Normal_huiswerk__begeleiding__uitleg__studenten__vo__mbo__hbo__docent

De werkloosheid in de overheids- en onderwijssectoren is de afgelopen periode gestegen. Het ziekteverzuim is het laagst onder personeel van onderzoeksinstellingen en het wetenschappelijk onderwijs, en het hoogst onder personeel van het speciaal onderwijs en het basisonderwijs. Docenten in het voortgezet onderwijs zijn over het algemeen tevreden over hun beroep. Toch ervaart minder dan de helft (40 procent) van de docenten waardering van de maatschappij voor zijn beroep. Dit lijkt laag, maar is internationaal gezien aan de hoge kant. Dat meldt Onderwijs in Cijfers.

Het aantal banen in het primair onderwijs neemt de laatste jaren af. In de Randstad zijn de meeste vacatures. In het primair onderwijs werken vooral mensen die ofwel aan het begin van hun loopbaan staan (eind 20, begin 30 jaar) of juist aan het eind van hun loopbaan zijn (eind 50 jaar). Ook werken in het primair onderwijs voornamelijk vrouwen. Wel neemt het aantal mannen in de lerarenopleiding toe.

De werkgelegenheid in het voortgezet onderwijs is de afgelopen jaren licht gedaald. De arbeidsmarkt voor docenten is goed, vooral in de Randstad. Het aantal onvervulde vacatures is landelijk rond de 5 procent maar in de Randstad rond de 9 procent.

De werkgelegenheid in het mbo is in 2014 met 700 voltijdbanen gestegen. Het percentage werkzame vrouwen in het mbo is gestegen. Dit geldt zowel voor de directie, het onderwijsgevend personeel, het onderwijsondersteunend personeel als het aantal leraren in opleiding. Docenten in het mbo zijn over het algemeen ouder dan 35 jaar. In 2014 ligt de hoogste leeftijd op 59 jaar, terwijl het in 2009 54 jaar was.

Door de introductie van lectoren in het hbo in 2001 is er een nieuwe functie in de hogeschool gecreëerd. De lector heeft de taak een brug te slaan tussen beroepspraktijk en onderwijs. Het praktijkgerichte onderzoek aan hogescholen is een aanvulling op de huidige Nederlandse kennisinfrastructuur. De verdeling van lectoren over de onderzoeksdomeinen is bijna gelijk gebleven ten opzichte van 2010.

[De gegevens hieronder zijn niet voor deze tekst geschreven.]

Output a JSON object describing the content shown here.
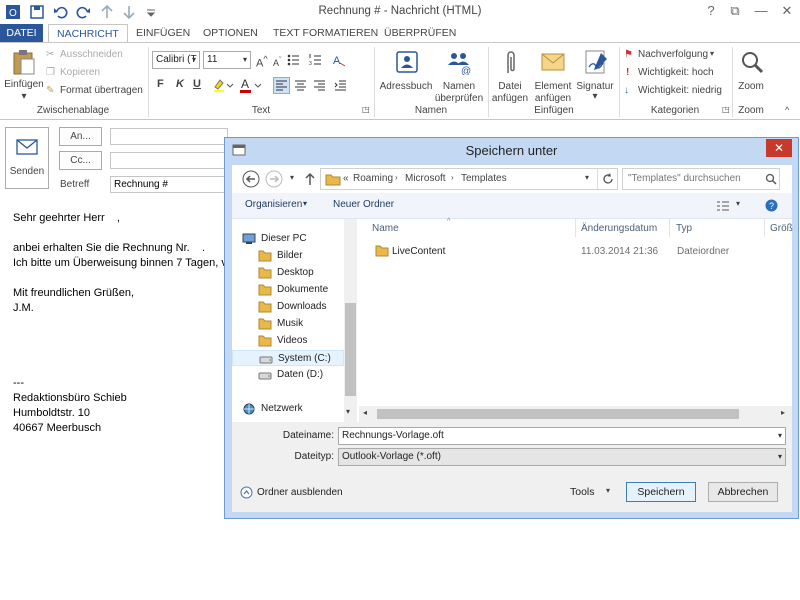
{
  "window": {
    "title": "Rechnung # - Nachricht (HTML)",
    "help": "?",
    "restore": "⧉",
    "minimize": "—",
    "close": "✕"
  },
  "tabs": [
    "DATEI",
    "NACHRICHT",
    "EINFÜGEN",
    "OPTIONEN",
    "TEXT FORMATIEREN",
    "ÜBERPRÜFEN"
  ],
  "ribbon": {
    "clipboard": {
      "paste": "Einfügen",
      "cut": "Ausschneiden",
      "copy": "Kopieren",
      "format_painter": "Format übertragen",
      "label": "Zwischenablage"
    },
    "text": {
      "font": "Calibri (T",
      "size": "11",
      "bold": "F",
      "italic": "K",
      "underline": "U",
      "label": "Text"
    },
    "names": {
      "addressbook": "Adressbuch",
      "check_names_1": "Namen",
      "check_names_2": "überprüfen",
      "label": "Namen"
    },
    "insert": {
      "attach_1": "Datei",
      "attach_2": "anfügen",
      "item_1": "Element",
      "item_2": "anfügen",
      "signature": "Signatur",
      "label": "Einfügen"
    },
    "tags": {
      "followup": "Nachverfolgung",
      "high": "Wichtigkeit: hoch",
      "low": "Wichtigkeit: niedrig",
      "label": "Kategorien"
    },
    "zoom": {
      "zoom": "Zoom",
      "label": "Zoom"
    }
  },
  "compose": {
    "send": "Senden",
    "to": "An...",
    "cc": "Cc...",
    "subject_label": "Betreff",
    "subject_value": "Rechnung #",
    "body": [
      "Sehr geehrter Herr    ,",
      "",
      "anbei erhalten Sie die Rechnung Nr.    .",
      "Ich bitte um Überweisung binnen 7 Tagen, v",
      "",
      "Mit freundlichen Grüßen,",
      "J.M.",
      "",
      "",
      "",
      "",
      "---",
      "Redaktionsbüro Schieb",
      "Humboldtstr. 10",
      "40667 Meerbusch"
    ]
  },
  "dialog": {
    "title": "Speichern unter",
    "path": [
      "Roaming",
      "Microsoft",
      "Templates"
    ],
    "path_prefix": "«",
    "search_placeholder": "\"Templates\" durchsuchen",
    "organize": "Organisieren",
    "new_folder": "Neuer Ordner",
    "nav": [
      {
        "label": "Dieser PC",
        "icon": "computer-icon"
      },
      {
        "label": "Bilder",
        "icon": "folder-icon"
      },
      {
        "label": "Desktop",
        "icon": "folder-icon"
      },
      {
        "label": "Dokumente",
        "icon": "folder-icon"
      },
      {
        "label": "Downloads",
        "icon": "folder-icon"
      },
      {
        "label": "Musik",
        "icon": "folder-icon"
      },
      {
        "label": "Videos",
        "icon": "folder-icon"
      },
      {
        "label": "System (C:)",
        "icon": "drive-icon"
      },
      {
        "label": "Daten (D:)",
        "icon": "drive-icon"
      },
      {
        "label": "Netzwerk",
        "icon": "network-icon"
      }
    ],
    "columns": [
      "Name",
      "Änderungsdatum",
      "Typ",
      "Größ"
    ],
    "files": [
      {
        "name": "LiveContent",
        "date": "11.03.2014 21:36",
        "type": "Dateiordner"
      }
    ],
    "filename_label": "Dateiname:",
    "filename_value": "Rechnungs-Vorlage.oft",
    "filetype_label": "Dateityp:",
    "filetype_value": "Outlook-Vorlage (*.oft)",
    "hide_folders": "Ordner ausblenden",
    "tools": "Tools",
    "save": "Speichern",
    "cancel": "Abbrechen"
  }
}
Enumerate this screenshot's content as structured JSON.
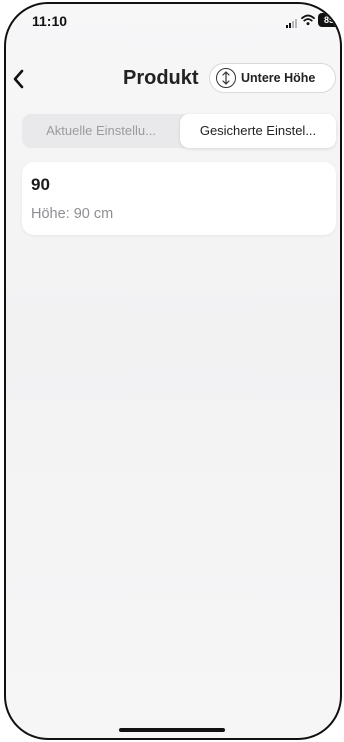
{
  "status_bar": {
    "time": "11:10",
    "battery": "85"
  },
  "nav": {
    "back_icon": "chevron-left-icon",
    "title": "Produkt",
    "height_button": {
      "icon": "vertical-arrows-circle-icon",
      "label": "Untere Höhe"
    }
  },
  "tabs": [
    {
      "label": "Aktuelle Einstellu...",
      "active": false
    },
    {
      "label": "Gesicherte Einstel...",
      "active": true
    }
  ],
  "items": [
    {
      "value": "90",
      "detail": "Höhe: 90 cm"
    }
  ]
}
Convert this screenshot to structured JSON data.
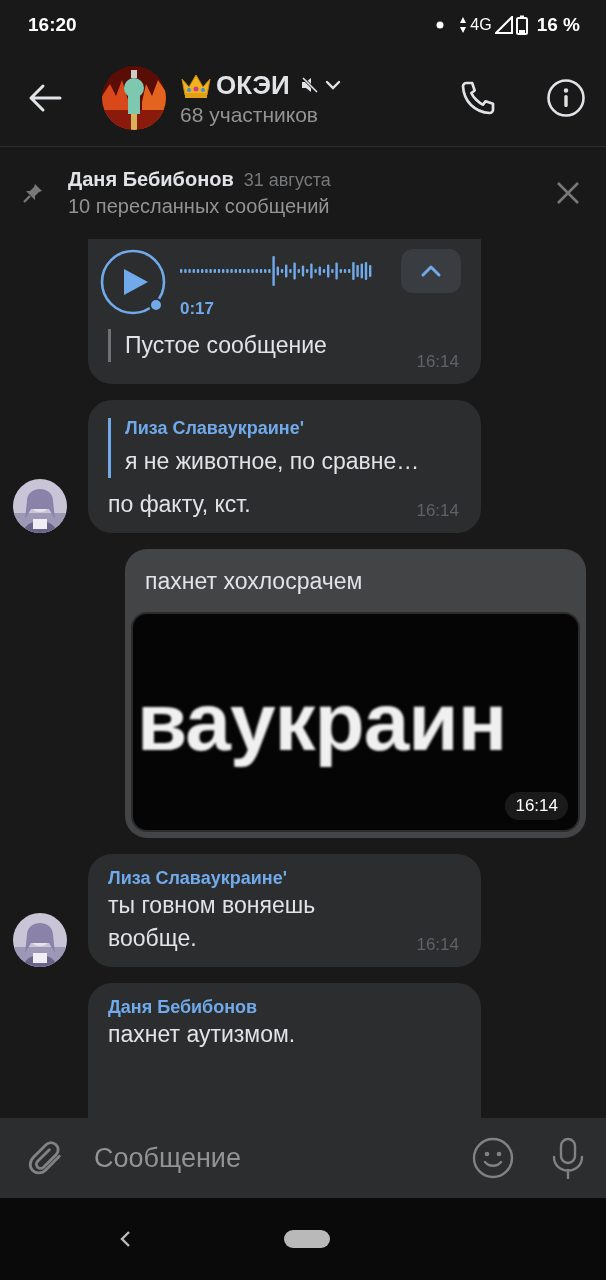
{
  "status_bar": {
    "time": "16:20",
    "network": "4G",
    "battery": "16 %"
  },
  "header": {
    "title": "ОКЭИ",
    "muted": true,
    "subtitle": "68 участников"
  },
  "pinned": {
    "author": "Даня Бебибонов",
    "date": "31 августа",
    "text": "10 пересланных сообщений"
  },
  "messages": [
    {
      "kind": "voice",
      "duration": "0:17",
      "text": "Пустое сообщение",
      "time": "16:14",
      "outgoing": false,
      "avatar": false
    },
    {
      "kind": "reply",
      "reply_author": "Лиза Славаукраине'",
      "reply_text": "я не животное, по сравне…",
      "text": "по факту, кст.",
      "time": "16:14",
      "outgoing": false,
      "avatar": true
    },
    {
      "text": "пахнет хохлосрачем",
      "image_text": "ваукраин",
      "time": "16:14",
      "outgoing": true
    },
    {
      "kind": "text",
      "author": "Лиза Славаукраине'",
      "text": "ты говном воняешь вообще.",
      "time": "16:14",
      "outgoing": false,
      "avatar": true
    },
    {
      "kind": "text",
      "author": "Даня Бебибонов",
      "text": "пахнет аутизмом.",
      "outgoing": false,
      "avatar": false
    }
  ],
  "composer": {
    "placeholder": "Сообщение"
  }
}
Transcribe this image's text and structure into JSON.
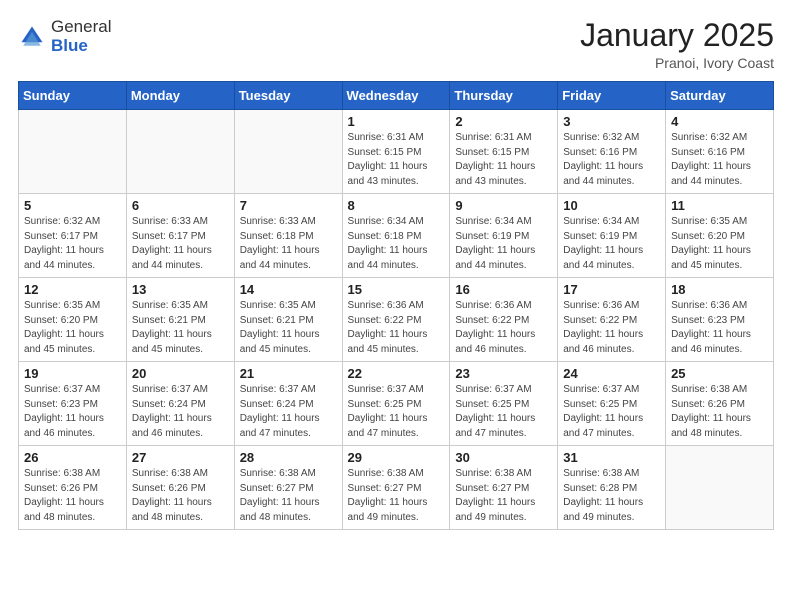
{
  "logo": {
    "general": "General",
    "blue": "Blue"
  },
  "header": {
    "month_year": "January 2025",
    "location": "Pranoi, Ivory Coast"
  },
  "days_of_week": [
    "Sunday",
    "Monday",
    "Tuesday",
    "Wednesday",
    "Thursday",
    "Friday",
    "Saturday"
  ],
  "weeks": [
    [
      {
        "day": "",
        "info": ""
      },
      {
        "day": "",
        "info": ""
      },
      {
        "day": "",
        "info": ""
      },
      {
        "day": "1",
        "info": "Sunrise: 6:31 AM\nSunset: 6:15 PM\nDaylight: 11 hours\nand 43 minutes."
      },
      {
        "day": "2",
        "info": "Sunrise: 6:31 AM\nSunset: 6:15 PM\nDaylight: 11 hours\nand 43 minutes."
      },
      {
        "day": "3",
        "info": "Sunrise: 6:32 AM\nSunset: 6:16 PM\nDaylight: 11 hours\nand 44 minutes."
      },
      {
        "day": "4",
        "info": "Sunrise: 6:32 AM\nSunset: 6:16 PM\nDaylight: 11 hours\nand 44 minutes."
      }
    ],
    [
      {
        "day": "5",
        "info": "Sunrise: 6:32 AM\nSunset: 6:17 PM\nDaylight: 11 hours\nand 44 minutes."
      },
      {
        "day": "6",
        "info": "Sunrise: 6:33 AM\nSunset: 6:17 PM\nDaylight: 11 hours\nand 44 minutes."
      },
      {
        "day": "7",
        "info": "Sunrise: 6:33 AM\nSunset: 6:18 PM\nDaylight: 11 hours\nand 44 minutes."
      },
      {
        "day": "8",
        "info": "Sunrise: 6:34 AM\nSunset: 6:18 PM\nDaylight: 11 hours\nand 44 minutes."
      },
      {
        "day": "9",
        "info": "Sunrise: 6:34 AM\nSunset: 6:19 PM\nDaylight: 11 hours\nand 44 minutes."
      },
      {
        "day": "10",
        "info": "Sunrise: 6:34 AM\nSunset: 6:19 PM\nDaylight: 11 hours\nand 44 minutes."
      },
      {
        "day": "11",
        "info": "Sunrise: 6:35 AM\nSunset: 6:20 PM\nDaylight: 11 hours\nand 45 minutes."
      }
    ],
    [
      {
        "day": "12",
        "info": "Sunrise: 6:35 AM\nSunset: 6:20 PM\nDaylight: 11 hours\nand 45 minutes."
      },
      {
        "day": "13",
        "info": "Sunrise: 6:35 AM\nSunset: 6:21 PM\nDaylight: 11 hours\nand 45 minutes."
      },
      {
        "day": "14",
        "info": "Sunrise: 6:35 AM\nSunset: 6:21 PM\nDaylight: 11 hours\nand 45 minutes."
      },
      {
        "day": "15",
        "info": "Sunrise: 6:36 AM\nSunset: 6:22 PM\nDaylight: 11 hours\nand 45 minutes."
      },
      {
        "day": "16",
        "info": "Sunrise: 6:36 AM\nSunset: 6:22 PM\nDaylight: 11 hours\nand 46 minutes."
      },
      {
        "day": "17",
        "info": "Sunrise: 6:36 AM\nSunset: 6:22 PM\nDaylight: 11 hours\nand 46 minutes."
      },
      {
        "day": "18",
        "info": "Sunrise: 6:36 AM\nSunset: 6:23 PM\nDaylight: 11 hours\nand 46 minutes."
      }
    ],
    [
      {
        "day": "19",
        "info": "Sunrise: 6:37 AM\nSunset: 6:23 PM\nDaylight: 11 hours\nand 46 minutes."
      },
      {
        "day": "20",
        "info": "Sunrise: 6:37 AM\nSunset: 6:24 PM\nDaylight: 11 hours\nand 46 minutes."
      },
      {
        "day": "21",
        "info": "Sunrise: 6:37 AM\nSunset: 6:24 PM\nDaylight: 11 hours\nand 47 minutes."
      },
      {
        "day": "22",
        "info": "Sunrise: 6:37 AM\nSunset: 6:25 PM\nDaylight: 11 hours\nand 47 minutes."
      },
      {
        "day": "23",
        "info": "Sunrise: 6:37 AM\nSunset: 6:25 PM\nDaylight: 11 hours\nand 47 minutes."
      },
      {
        "day": "24",
        "info": "Sunrise: 6:37 AM\nSunset: 6:25 PM\nDaylight: 11 hours\nand 47 minutes."
      },
      {
        "day": "25",
        "info": "Sunrise: 6:38 AM\nSunset: 6:26 PM\nDaylight: 11 hours\nand 48 minutes."
      }
    ],
    [
      {
        "day": "26",
        "info": "Sunrise: 6:38 AM\nSunset: 6:26 PM\nDaylight: 11 hours\nand 48 minutes."
      },
      {
        "day": "27",
        "info": "Sunrise: 6:38 AM\nSunset: 6:26 PM\nDaylight: 11 hours\nand 48 minutes."
      },
      {
        "day": "28",
        "info": "Sunrise: 6:38 AM\nSunset: 6:27 PM\nDaylight: 11 hours\nand 48 minutes."
      },
      {
        "day": "29",
        "info": "Sunrise: 6:38 AM\nSunset: 6:27 PM\nDaylight: 11 hours\nand 49 minutes."
      },
      {
        "day": "30",
        "info": "Sunrise: 6:38 AM\nSunset: 6:27 PM\nDaylight: 11 hours\nand 49 minutes."
      },
      {
        "day": "31",
        "info": "Sunrise: 6:38 AM\nSunset: 6:28 PM\nDaylight: 11 hours\nand 49 minutes."
      },
      {
        "day": "",
        "info": ""
      }
    ]
  ]
}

In de afgelopen 5 jaar zijn er geen grote verschuivingen opgetreden in het aantal aan de universiteit werkzame personen. In de afgelopen 5 jaar was er voor iedere ruim 10 studenten 1 wetenschappelijk medewerker beschikbaar. Hoewel het percentage vrouwen in hogere wetenschappelijke functies achterblijft bij het percentage vrouwen dat een wetenschappelijke opleiding afrondt, is het percentage vrouwen dat universitair hoofddocent of hoogleraar is al jaren stijgende.